To support this effort, Booz Allen is developing AI-RAN algorithms as well as approaches to secure the AI-native 6G wireless platform. Through our NextG lab, a dedicated, secure test environment including a leading-edge carrier-grade network, we will conduct functional, performance integration and security testing to ensure the resilience and security of the platform against the most sophisticated adversaries. We will also lead field trials for advanced use cases such as autonomy and robotics. The AI-WIN approach promises to compress traditional telecom development cycles by embedding AI functionality from the start rather than retrofitting existing architectures, positioning America to lead 6G  development.

How to Prepare: Agency Action Plan

Federal agencies can successfully deploy AI-RAN within their environments by following several key principles: 

  1. Establish a cross-functional tiger team. Bring together network engineers, spectrum planners, AI specialists, cybersecurity experts, and acquisition professionals. AI-RAN’s interdisciplinary nature requires this integrated expertise.

  2. Launch pilot programs immediately. Pilots provide safe environments to discover vulnerabilities and failure modes, streamlining preparation for future deployment.

  3. Embrace open, modular architectures. Align with existing Open Radio Access Network (O-RAN) frameworks and open APIs to prevent vendor lock-in while enabling rapid AI model updates as algorithms improve.

  4. Build in security and governance from day one. AI-RAN introduces new attack surfaces through AI models and edge processing. Implement zero trust architectures for RAN elements and establish model risk management procedures.

  5. Shape policy and spectrum strategy. Ensure that mission-critical frequency bands and spectrum-sharing frameworks allow optimization using AI. Shape NTIA and Federal Communications Commission regulatory environments rather than adapting to them.
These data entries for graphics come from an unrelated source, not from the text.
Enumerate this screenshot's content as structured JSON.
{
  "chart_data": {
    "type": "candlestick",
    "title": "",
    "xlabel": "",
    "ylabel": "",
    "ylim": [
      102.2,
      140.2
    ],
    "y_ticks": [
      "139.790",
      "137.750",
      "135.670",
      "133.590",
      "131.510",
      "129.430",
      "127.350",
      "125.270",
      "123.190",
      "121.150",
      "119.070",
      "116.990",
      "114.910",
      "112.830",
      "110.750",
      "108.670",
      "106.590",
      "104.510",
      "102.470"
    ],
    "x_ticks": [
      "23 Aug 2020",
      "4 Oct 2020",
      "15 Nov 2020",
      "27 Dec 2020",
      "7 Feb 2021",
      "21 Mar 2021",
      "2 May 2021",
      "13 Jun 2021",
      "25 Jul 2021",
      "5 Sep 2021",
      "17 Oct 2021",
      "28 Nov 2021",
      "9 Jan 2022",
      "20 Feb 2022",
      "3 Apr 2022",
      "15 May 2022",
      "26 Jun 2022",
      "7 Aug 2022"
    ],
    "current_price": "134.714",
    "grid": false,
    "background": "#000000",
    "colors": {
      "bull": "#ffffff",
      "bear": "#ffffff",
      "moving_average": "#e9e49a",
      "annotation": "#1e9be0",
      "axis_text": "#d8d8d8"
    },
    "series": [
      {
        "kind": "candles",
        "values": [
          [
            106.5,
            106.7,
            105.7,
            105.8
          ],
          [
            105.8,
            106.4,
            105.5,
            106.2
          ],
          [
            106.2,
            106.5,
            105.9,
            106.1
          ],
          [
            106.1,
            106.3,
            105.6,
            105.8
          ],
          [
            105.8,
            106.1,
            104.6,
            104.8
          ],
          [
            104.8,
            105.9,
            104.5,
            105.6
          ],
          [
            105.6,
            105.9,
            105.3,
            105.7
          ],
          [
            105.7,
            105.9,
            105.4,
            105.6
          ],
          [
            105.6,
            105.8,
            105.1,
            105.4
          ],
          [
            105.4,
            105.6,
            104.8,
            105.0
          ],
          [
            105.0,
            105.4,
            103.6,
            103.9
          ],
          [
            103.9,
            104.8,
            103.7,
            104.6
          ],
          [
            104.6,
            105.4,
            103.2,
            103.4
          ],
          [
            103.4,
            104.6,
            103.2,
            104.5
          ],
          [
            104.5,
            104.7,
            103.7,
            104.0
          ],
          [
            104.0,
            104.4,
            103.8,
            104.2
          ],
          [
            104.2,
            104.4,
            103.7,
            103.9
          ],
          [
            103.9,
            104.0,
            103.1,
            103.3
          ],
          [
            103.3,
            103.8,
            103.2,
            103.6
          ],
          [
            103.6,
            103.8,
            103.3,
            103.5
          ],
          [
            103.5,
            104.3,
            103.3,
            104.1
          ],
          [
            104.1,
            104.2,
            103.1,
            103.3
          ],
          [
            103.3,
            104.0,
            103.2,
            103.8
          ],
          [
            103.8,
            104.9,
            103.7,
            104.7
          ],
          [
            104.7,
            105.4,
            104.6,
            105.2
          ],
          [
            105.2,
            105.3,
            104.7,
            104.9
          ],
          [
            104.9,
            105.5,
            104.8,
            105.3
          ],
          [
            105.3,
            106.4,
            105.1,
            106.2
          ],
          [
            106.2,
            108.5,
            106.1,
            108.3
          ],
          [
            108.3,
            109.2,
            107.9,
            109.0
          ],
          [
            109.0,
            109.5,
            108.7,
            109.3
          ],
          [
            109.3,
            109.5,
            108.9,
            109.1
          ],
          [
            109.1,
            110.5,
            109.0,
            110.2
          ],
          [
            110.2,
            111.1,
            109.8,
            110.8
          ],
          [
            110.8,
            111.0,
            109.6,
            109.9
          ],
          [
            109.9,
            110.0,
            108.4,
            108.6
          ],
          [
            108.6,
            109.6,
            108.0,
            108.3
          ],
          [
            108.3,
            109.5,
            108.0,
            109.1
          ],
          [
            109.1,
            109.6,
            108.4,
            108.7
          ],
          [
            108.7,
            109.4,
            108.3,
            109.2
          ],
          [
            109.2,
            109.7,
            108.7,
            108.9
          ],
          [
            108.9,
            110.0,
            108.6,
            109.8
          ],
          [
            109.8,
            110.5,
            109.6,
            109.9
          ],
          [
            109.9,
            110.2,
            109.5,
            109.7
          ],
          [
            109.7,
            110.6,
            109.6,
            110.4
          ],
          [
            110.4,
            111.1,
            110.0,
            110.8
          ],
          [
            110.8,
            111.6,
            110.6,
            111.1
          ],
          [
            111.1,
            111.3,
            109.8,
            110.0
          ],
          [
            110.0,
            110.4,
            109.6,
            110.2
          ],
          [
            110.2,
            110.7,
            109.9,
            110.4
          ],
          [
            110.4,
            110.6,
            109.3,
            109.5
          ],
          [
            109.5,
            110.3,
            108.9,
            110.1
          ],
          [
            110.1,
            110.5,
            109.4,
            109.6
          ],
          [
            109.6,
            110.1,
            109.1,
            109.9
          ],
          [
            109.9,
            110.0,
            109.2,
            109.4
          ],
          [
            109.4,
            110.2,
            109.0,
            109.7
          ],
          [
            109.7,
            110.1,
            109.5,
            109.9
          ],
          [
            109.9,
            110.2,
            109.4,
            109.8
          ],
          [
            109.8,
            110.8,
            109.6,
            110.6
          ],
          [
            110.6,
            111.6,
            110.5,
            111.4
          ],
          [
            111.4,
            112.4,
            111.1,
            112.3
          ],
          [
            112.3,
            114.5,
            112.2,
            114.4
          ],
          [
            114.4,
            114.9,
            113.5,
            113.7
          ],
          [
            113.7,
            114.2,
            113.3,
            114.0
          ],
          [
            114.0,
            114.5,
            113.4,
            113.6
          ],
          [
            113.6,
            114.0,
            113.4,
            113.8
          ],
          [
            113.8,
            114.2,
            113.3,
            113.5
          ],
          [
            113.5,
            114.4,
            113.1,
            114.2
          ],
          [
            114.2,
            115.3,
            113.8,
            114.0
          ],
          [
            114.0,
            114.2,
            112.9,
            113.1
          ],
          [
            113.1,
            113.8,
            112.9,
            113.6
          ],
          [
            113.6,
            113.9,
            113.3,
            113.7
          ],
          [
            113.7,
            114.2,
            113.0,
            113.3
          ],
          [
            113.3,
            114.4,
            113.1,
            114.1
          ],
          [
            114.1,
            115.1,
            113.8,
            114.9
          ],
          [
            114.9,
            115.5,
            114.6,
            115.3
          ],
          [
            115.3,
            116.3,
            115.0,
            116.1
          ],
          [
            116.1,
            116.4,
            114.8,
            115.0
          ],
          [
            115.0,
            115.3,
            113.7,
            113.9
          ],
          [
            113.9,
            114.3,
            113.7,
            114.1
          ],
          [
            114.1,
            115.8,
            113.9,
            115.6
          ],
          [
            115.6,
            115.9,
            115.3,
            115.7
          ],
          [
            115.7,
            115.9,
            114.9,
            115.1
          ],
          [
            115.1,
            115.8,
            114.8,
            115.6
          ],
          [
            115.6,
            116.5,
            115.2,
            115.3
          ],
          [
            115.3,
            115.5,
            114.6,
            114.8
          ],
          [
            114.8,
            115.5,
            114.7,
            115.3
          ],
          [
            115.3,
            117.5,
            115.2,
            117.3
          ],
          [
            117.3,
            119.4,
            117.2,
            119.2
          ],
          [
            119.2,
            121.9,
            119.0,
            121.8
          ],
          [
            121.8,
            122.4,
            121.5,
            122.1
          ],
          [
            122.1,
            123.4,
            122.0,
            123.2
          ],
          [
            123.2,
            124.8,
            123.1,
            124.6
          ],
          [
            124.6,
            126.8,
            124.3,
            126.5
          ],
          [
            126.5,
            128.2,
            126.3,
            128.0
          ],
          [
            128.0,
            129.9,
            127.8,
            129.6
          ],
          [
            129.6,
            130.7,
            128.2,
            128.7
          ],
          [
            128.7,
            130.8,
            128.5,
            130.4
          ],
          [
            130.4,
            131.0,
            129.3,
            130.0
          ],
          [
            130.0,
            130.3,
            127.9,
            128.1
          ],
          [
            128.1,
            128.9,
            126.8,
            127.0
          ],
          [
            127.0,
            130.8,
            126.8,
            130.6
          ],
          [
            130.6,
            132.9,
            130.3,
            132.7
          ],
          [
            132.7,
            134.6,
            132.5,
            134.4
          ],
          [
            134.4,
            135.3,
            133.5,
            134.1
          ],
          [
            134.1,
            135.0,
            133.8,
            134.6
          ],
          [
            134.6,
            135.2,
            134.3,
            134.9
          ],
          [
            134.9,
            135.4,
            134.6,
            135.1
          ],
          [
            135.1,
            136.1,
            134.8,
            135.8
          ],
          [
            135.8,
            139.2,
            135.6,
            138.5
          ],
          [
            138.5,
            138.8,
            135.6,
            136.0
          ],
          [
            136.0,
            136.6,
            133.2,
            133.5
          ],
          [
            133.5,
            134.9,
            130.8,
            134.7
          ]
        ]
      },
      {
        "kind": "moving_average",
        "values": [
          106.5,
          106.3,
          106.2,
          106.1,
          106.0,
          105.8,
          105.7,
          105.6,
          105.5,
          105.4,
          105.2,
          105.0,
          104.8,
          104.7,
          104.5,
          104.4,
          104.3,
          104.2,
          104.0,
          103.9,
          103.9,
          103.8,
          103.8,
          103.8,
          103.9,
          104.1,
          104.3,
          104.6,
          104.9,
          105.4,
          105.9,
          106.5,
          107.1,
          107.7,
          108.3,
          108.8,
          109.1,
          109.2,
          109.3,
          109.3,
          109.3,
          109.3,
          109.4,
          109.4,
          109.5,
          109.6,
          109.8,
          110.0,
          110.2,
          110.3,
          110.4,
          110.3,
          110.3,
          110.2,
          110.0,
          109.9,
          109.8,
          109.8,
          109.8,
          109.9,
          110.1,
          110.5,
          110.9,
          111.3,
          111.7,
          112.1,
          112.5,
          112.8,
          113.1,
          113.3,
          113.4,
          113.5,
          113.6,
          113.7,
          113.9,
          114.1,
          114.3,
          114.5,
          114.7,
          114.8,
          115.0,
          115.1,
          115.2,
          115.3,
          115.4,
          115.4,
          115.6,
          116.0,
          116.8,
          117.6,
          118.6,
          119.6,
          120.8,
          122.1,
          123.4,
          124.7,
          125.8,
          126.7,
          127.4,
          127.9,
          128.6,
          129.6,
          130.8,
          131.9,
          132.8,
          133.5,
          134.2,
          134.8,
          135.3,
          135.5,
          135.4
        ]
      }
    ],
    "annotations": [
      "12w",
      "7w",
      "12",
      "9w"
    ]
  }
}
  6. Plan for sustained operations and talent. AI-RAN requires ML operations capabilities, radio frequency engineers who understand AI, and continuous testing ranges for model updates. Build these capabilities in parallel with technical deployments.

  7. Consider alternative procurement mechanisms. Given AI-RAN’s hybrid nature (integrated hardware, software, and network) and emerging status, tools like other transaction authorities or commercial solutions opening pathways may be more effective for acquiring an initial AI-RAN technology stack.  

Act Early, Lead Boldly

AI-RAN represents a fundamental shift toward intelligent, adaptive infrastructure that optimizes itself and hosts mission-critical AI services at the edge. This dual capability makes it central to 6G architecture and essential for future federal operations.

America has a small window to reassert telecom leadership through investment in open, AI-native architectures. Success requires moving beyond traditional procurement toward active participation in standards and technology development, aggressive pilot programs, and policy alignment.

The convergence toward AI-native 6G will continue accelerating with or without U.S. leadership. American agencies and companies can shape this transformation or be forced to adapt to architectures developed elsewhere. With proven deployment experience, strong industry partnerships, and clear mission requirements, federal agencies are positioned to lead this transition with decisive action.

But agencies shouldn’t wait for 6G’s anticipated deployment before acting. Current 5G-Advanced infrastructure provides the foundational compute and edge processing power to implement AI-RAN solutions today. Moving ahead now will enable agencies to gain strategic advantages in network resilience, spectrum efficiency, and operational intelligence while building knowledge to streamline future 6G integration.

The path forward demands immediate steps: select pilot sites, join industry alliances, align spectrum policies, establish governance frameworks, and build talent pipelines necessary to own advanced capabilities. In the race to 6G, intelligence wins. The future will belong to nations that teach their networks to think.